The historical data regarding the executed service orders (SOs) represents a huge database including different types of information, such as location (latitude and longitude), technical features (type of work, execution time) and so on. Big data, according to [
13], refers to extremely large data sets of varying types of data, being a combination of structured, semi-structured, and unstructured data, which can be collected, stored, and later analyzed to provide insights for organizations and used in machine learning projects, predictive modeling, and other advanced analytics. In [
14], big data is cited as a massive amount of information (exceeding many zettabytes), which requires other techniques than commonly used software to gather, store, and process data within a short time. These big data algorithms can be applied to extract valuable insights from operational databases such as executed service orders (SOs) exploited through the entire concession area.
This paper shows a Python-based big data analytics algorithm for spatio-temporal service orders (SOs) demand forecasting in electric distribution utilities.
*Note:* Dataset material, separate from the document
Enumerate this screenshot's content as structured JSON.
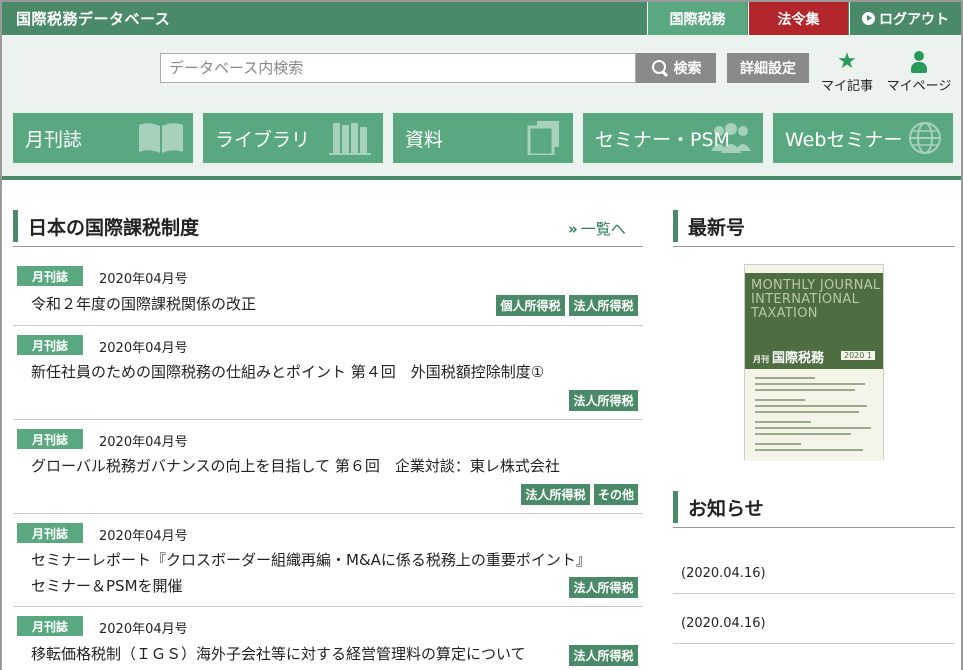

This algorithm is a module of the Intelligent Workforce Planning System called AWDEC (Aplicação Web para Dimensionamento de Equipes de Campo—Brazilian acronym for Web-based Workforce Planning System). This platform was developed for Brazilian electric distribution utilities, and it is split into four modules, such as spatio-temporal forecasting; strategic planning (depots allocation); tactical planning (field teams sizing); and operational planning (field teams scheduling). The optimization planning modules use optimization techniques, such as Particle Swarm and Mixed-Integer Linear Programming, for solving the respective problems. These techniques have several different applications in energy systems, as reported in [
15,
16,
17].
The forecasting module is responsible for services demand prediction based on the work history provided by the distribution utility. The prediction is produced for each location under the responsibility of the energy company and each month along the year, taking into account typical workweeks to project the hourly SOs demand. The forecasted emergency SOs demand, which is related to power outages, is stochastically distributed considering its historical and geographical spread, projecting the impacted consumers and its individual interruption indexes. These individual indexes are considered in the financial penalties estimation algorithm regarding interruption duration goal violations, which is one of the costs to be minimized in the strategic planning model (depots allocation).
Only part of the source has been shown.